Non sono gli dei qui a calare dall’alto, ma i simulacri del potere, gli abiti regali, nei quali annunciare, con indovinato straniamento brechtiano, il gioco tragicomico del governare. E Brecht ritorna fatalmente in questo lavoro teatrale, non potrebbe essere altrimenti. Il suo antiaristotelismo trova un’affinità elettiva con questa piece, dove non si vuole che né Edipo, né il pubblico trovino rifugio in una consolante catarsi, la domanda deve rimanere bruciante, deve essere qualcosa di simile al koan, quesito irrisolvibile razionalmente; una sorta di palla infuocata che brucia dentro la riflessione del meditante. Libertà o necessità? Gli esseri umani o gli dei? Casualità o causalità? La risposta va forse chiesta a quella polvere che si alza sul palcoscenico, testimone impermanente di un conflitto, squisitamente umano, permanente. Si sente distintamente l’odore, o la puzza, se la si vuole scrivere alla B ene, delle divinità, come non si sentiva da tempo negli allestimenti della tragedia. E dalla skenè, con gli antichi meccanismi del teatro greco, appaiono via via i vari personaggi. Dietro c’è l’oscuro oceano della psicologia del profondo, del senza nome. Se la dicibilità delle cose porta sempre sollievo, la fatica e il dolore di dirle, e, a volte l’impossibilità di contenerle in singoli fonemi dà alla tragedia il suo massimo potenziale. Se Antistene vedeva il cavallo, ma non la cavallità, qui si vede la tragedia e tutta la tragicità nella magnifica sovrimpressione del visibile e dell’invisibile.

Frongia e Bruni hanno avuto anche la capacità di rendere Tiresia una sorta di specchio, sfasato temporalmente in avanti, di Edipo, l’indovino nella sua tenebra visiva, anticipa quella tragica eternità di Edipo, che accecandosi, si scolla dalla successione temporale, per trovare la sensazione di un oscuro “per sempre”. Ferdinando Bruni incarna Laio, la sfinge, Tiresia,il Pastore, il Coro, ma è soprattutto la voce di questa tragedia. Dà una carne fonetica al suo dire, grondante sangue, seduttiva, ventrale, grattata, signficante che è immediatamente significato, personaggio che si scrive il proprio autore. Si muove in questo inferno di Tebe con la sicurezza di Virgilio, di girone in girone rende il gioco serio della maschera maledettamente vero. E gli dei si fanno largo come dolorosi squarci dal suono della sua voce, che ha già l’eco anticipato di tutto il dolore di questa tragedia.

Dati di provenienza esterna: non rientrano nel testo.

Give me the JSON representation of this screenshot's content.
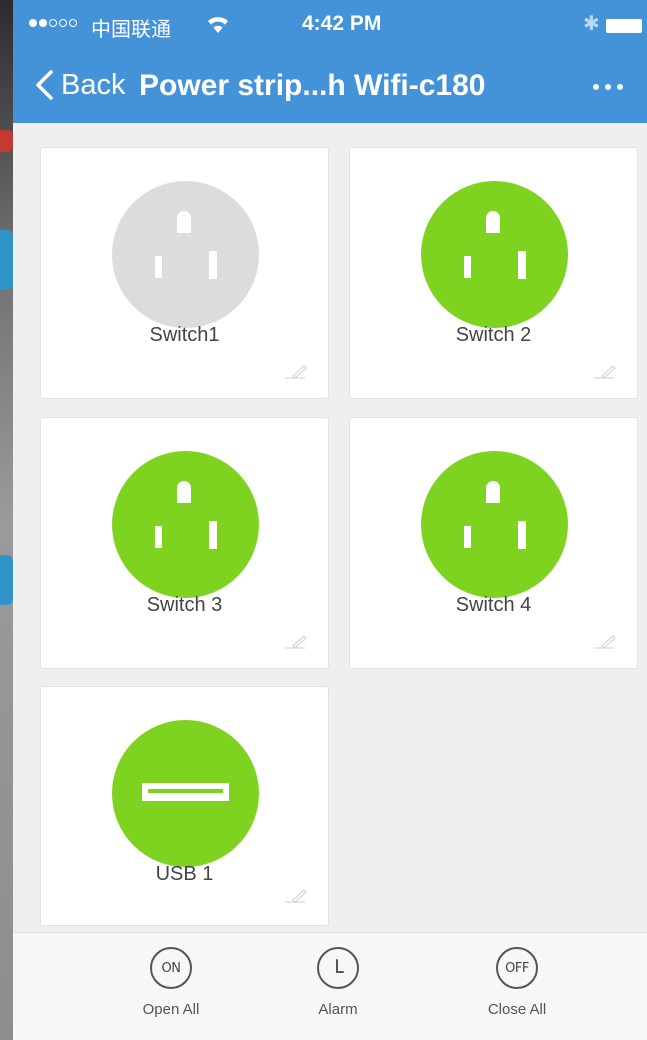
{
  "status_bar": {
    "carrier": "中国联通",
    "time": "4:42 PM"
  },
  "nav": {
    "back_label": "Back",
    "title": "Power strip...h Wifi-c180"
  },
  "colors": {
    "header_blue": "#4493d8",
    "on_green": "#7ed321",
    "off_gray": "#dcdcdc"
  },
  "switches": [
    {
      "label": "Switch1",
      "state": "off",
      "icon": "power-outlet-icon"
    },
    {
      "label": "Switch 2",
      "state": "on",
      "icon": "power-outlet-icon"
    },
    {
      "label": "Switch 3",
      "state": "on",
      "icon": "power-outlet-icon"
    },
    {
      "label": "Switch 4",
      "state": "on",
      "icon": "power-outlet-icon"
    },
    {
      "label": "USB 1",
      "state": "on",
      "icon": "usb-port-icon"
    }
  ],
  "toolbar": {
    "open_all": {
      "icon_text": "ON",
      "label": "Open All"
    },
    "alarm": {
      "icon": "clock-icon",
      "label": "Alarm"
    },
    "close_all": {
      "icon_text": "OFF",
      "label": "Close All"
    }
  }
}
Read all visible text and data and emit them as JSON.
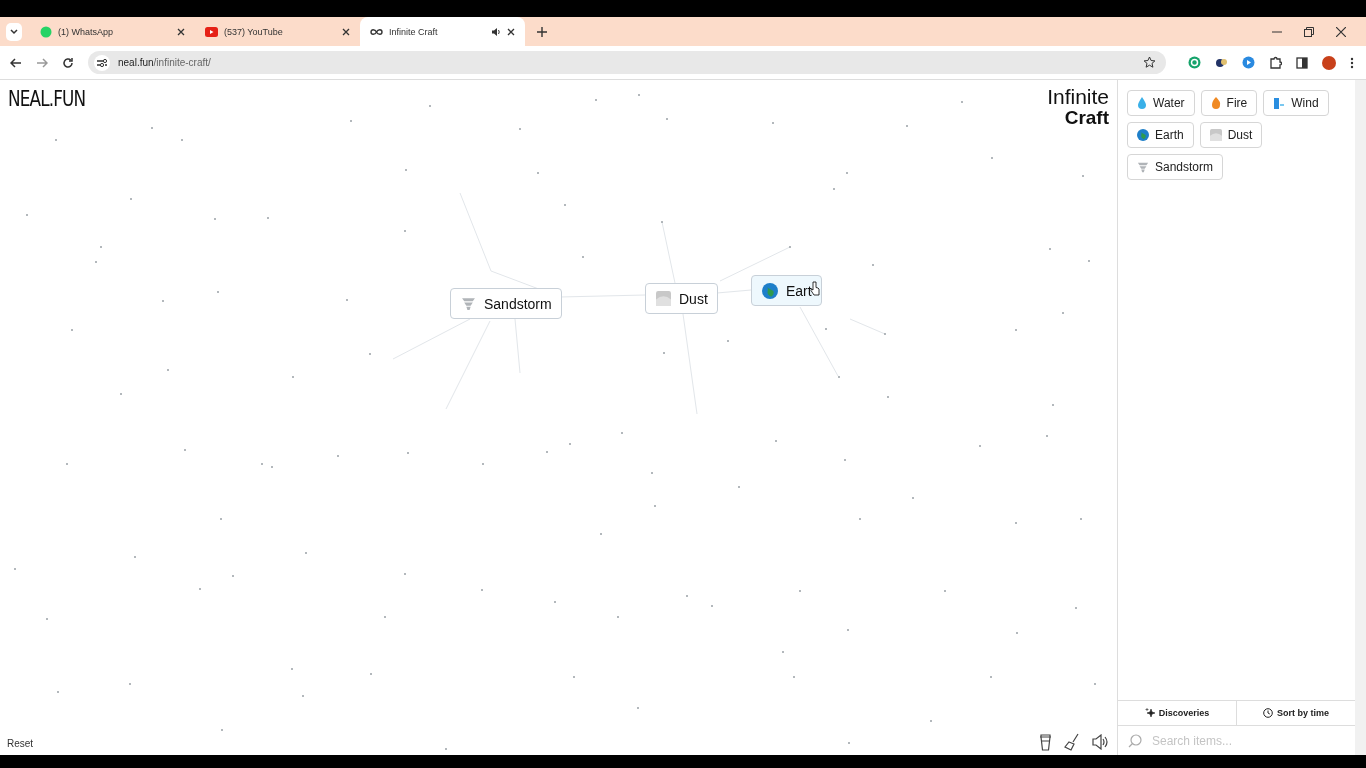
{
  "browser": {
    "tabs": [
      {
        "title": "(1) WhatsApp",
        "kind": "chat",
        "selected": false
      },
      {
        "title": "(537) YouTube",
        "kind": "video",
        "selected": false
      },
      {
        "title": "Infinite Craft",
        "kind": "loop",
        "selected": true
      }
    ],
    "url_host": "neal.fun",
    "url_path": "/infinite-craft/"
  },
  "site_logo": "NEAL.FUN",
  "game_title": [
    "Infinite",
    "Craft"
  ],
  "canvas_items": [
    {
      "label": "Sandstorm",
      "kind": "tornado"
    },
    {
      "label": "Dust",
      "kind": "dust"
    },
    {
      "label": "Eart",
      "kind": "globe"
    }
  ],
  "reset": "Reset",
  "sidebar": {
    "items": [
      {
        "label": "Water",
        "kind": "drop"
      },
      {
        "label": "Fire",
        "kind": "flame"
      },
      {
        "label": "Wind",
        "kind": "wind"
      },
      {
        "label": "Earth",
        "kind": "globe"
      },
      {
        "label": "Dust",
        "kind": "dust"
      },
      {
        "label": "Sandstorm",
        "kind": "tornado"
      }
    ],
    "discoveries": "Discoveries",
    "sort": "Sort by time",
    "search": {
      "placeholder": "Search items..."
    }
  }
}
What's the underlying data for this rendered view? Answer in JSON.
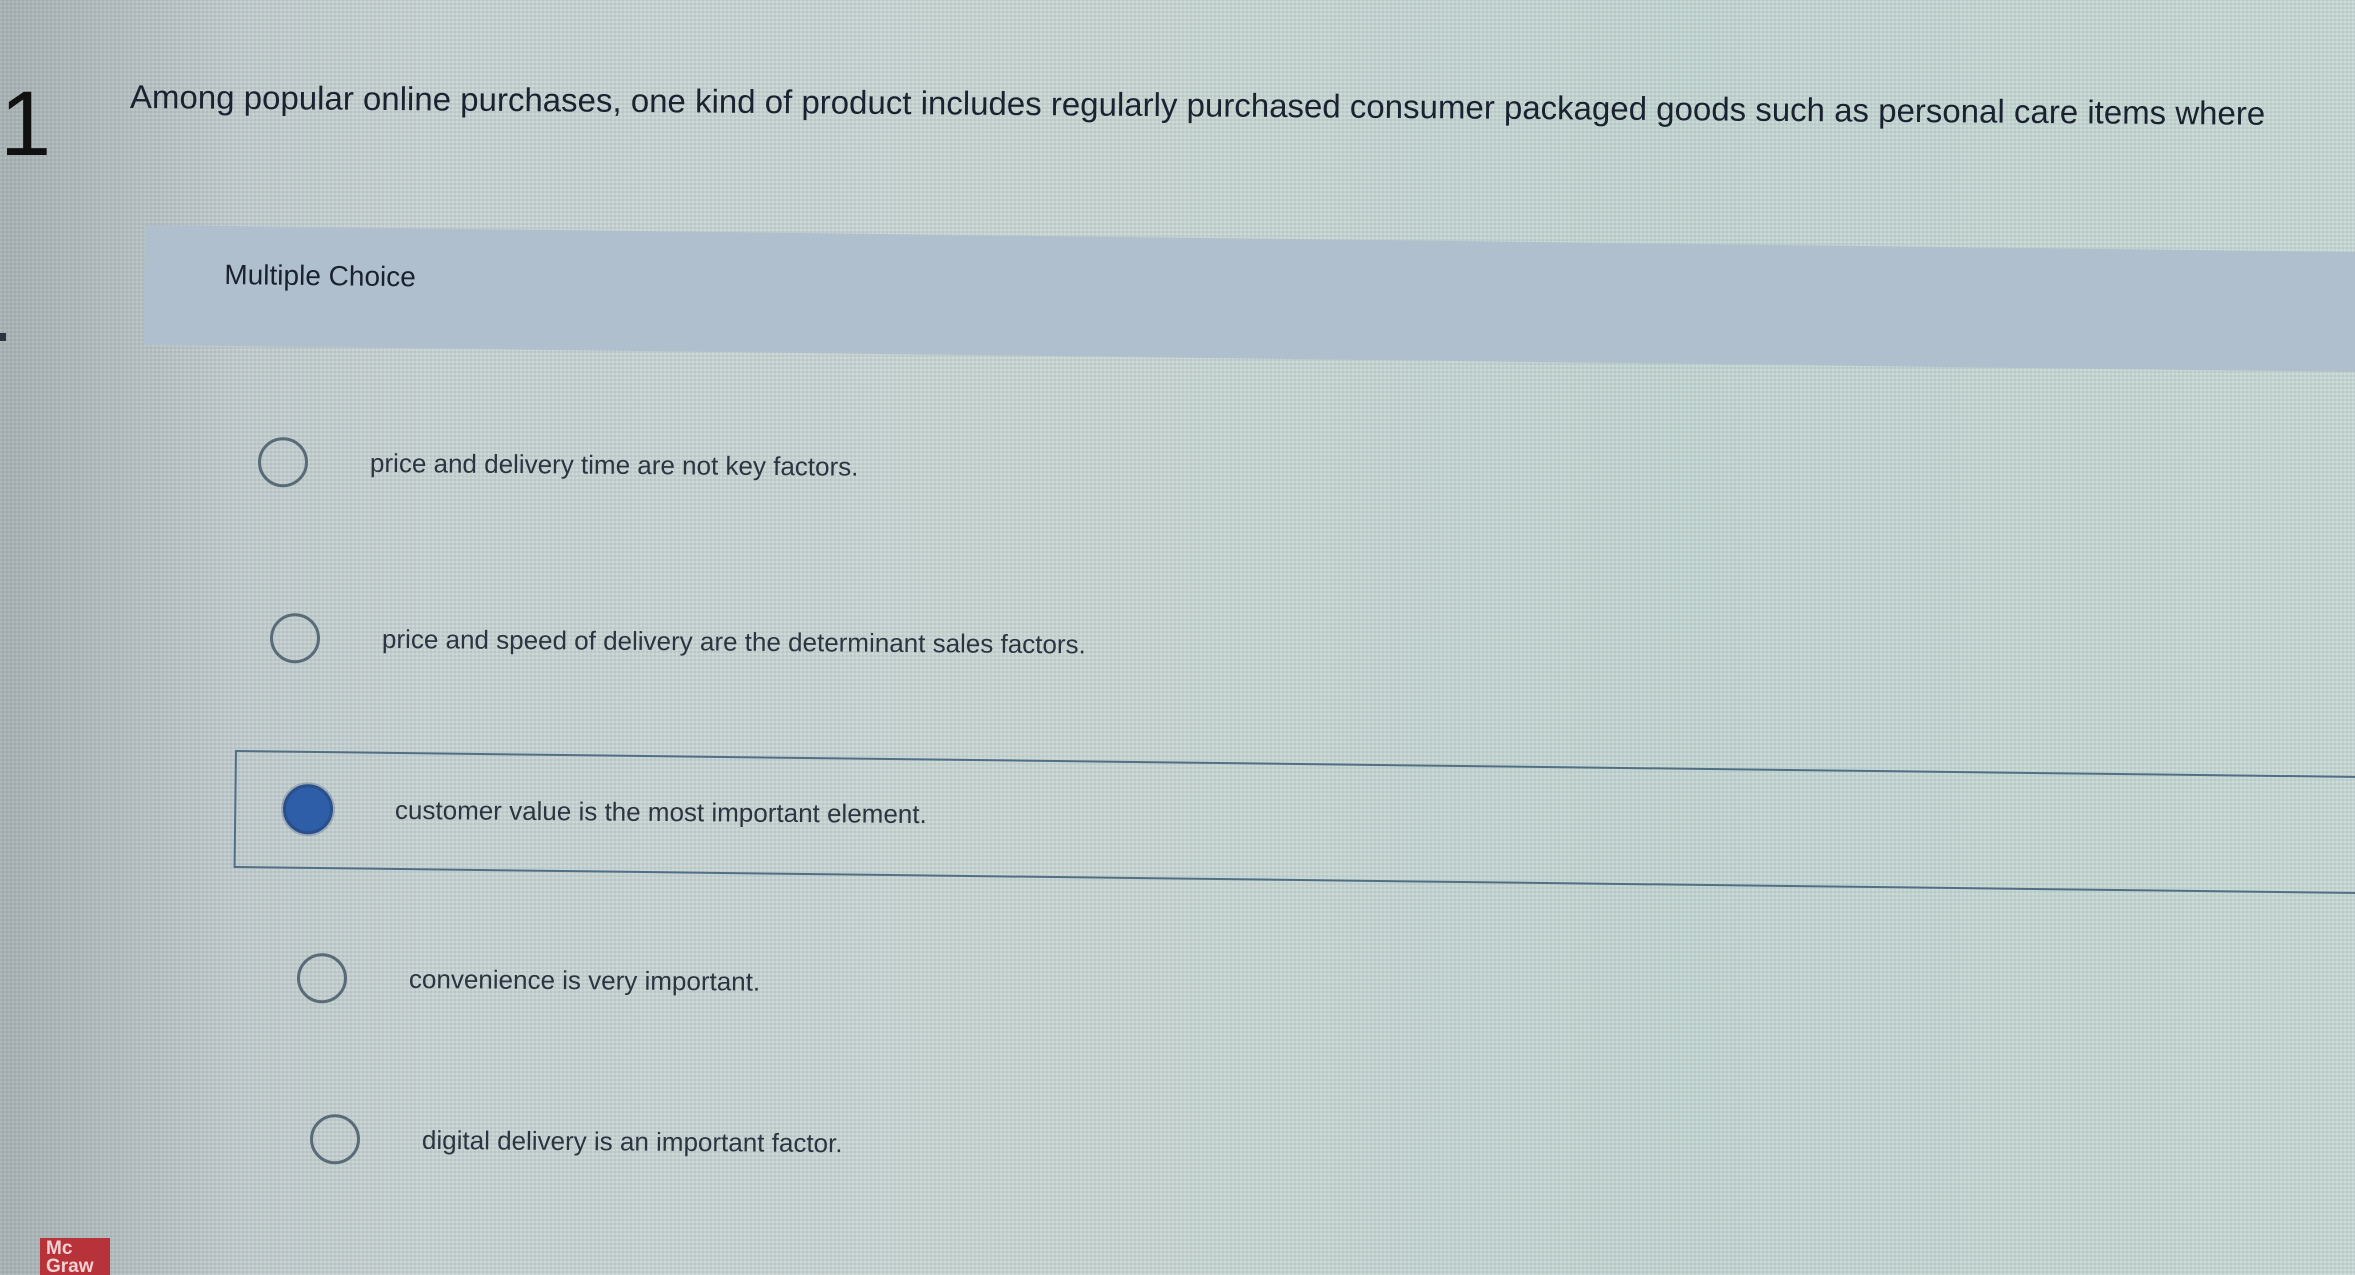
{
  "question": {
    "number": "1",
    "text": "Among popular online purchases, one kind of product includes regularly purchased consumer packaged goods such as personal care items where"
  },
  "answer_section": {
    "label": "Multiple Choice",
    "options": [
      {
        "text": "price and delivery time are not key factors.",
        "selected": false
      },
      {
        "text": "price and speed of delivery are the determinant sales factors.",
        "selected": false
      },
      {
        "text": "customer value is the most important element.",
        "selected": true
      },
      {
        "text": "convenience is very important.",
        "selected": false
      },
      {
        "text": "digital delivery is an important factor.",
        "selected": false
      }
    ]
  },
  "branding": {
    "logo_line1": "Mc",
    "logo_line2": "Graw"
  },
  "colors": {
    "selected_radio": "#2e5ea8",
    "header_band": "#b0bfcd",
    "logo_red": "#b8323a"
  }
}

Edoardo Barbone è Creonte, Manto, un Messaggero, il Coro, una Voce, si lascia catturare da questo metafisico, e insieme fisico, gioco al massacro giocato soprattutto sul terreno della phonè, I suoi personaggi hanno lo stesso zolfo degli altri, danzano la stessa danza di morte, con passo rallentato, ieratico, orientale. Mauro Lamantia è Voce, Coro, e Giocasta. Si sentono ancora gli umori, nella sua regina, di quel parto socratico del personaggio. Tira fuori dal ventre il femminile archetipico, l’anima junghiana, trova il sangue femminile che non ha, come una traccia atavica, mnestica, strappata a viva forza dal suo dna spirituale. Valentino Mannias è un Edipo terribilmente vero, quanto la verità più scomoda che è lì ad aspettarci di fronte agli occhi. La sua laringe è una camera di tortura dove gli dei si divertono a martirizzare la sua anima. Le maschere e i costumi, insieme arcaici e moderni, danno a questa favola un vestito dark, che sfina il dolore e ne fa tragedia.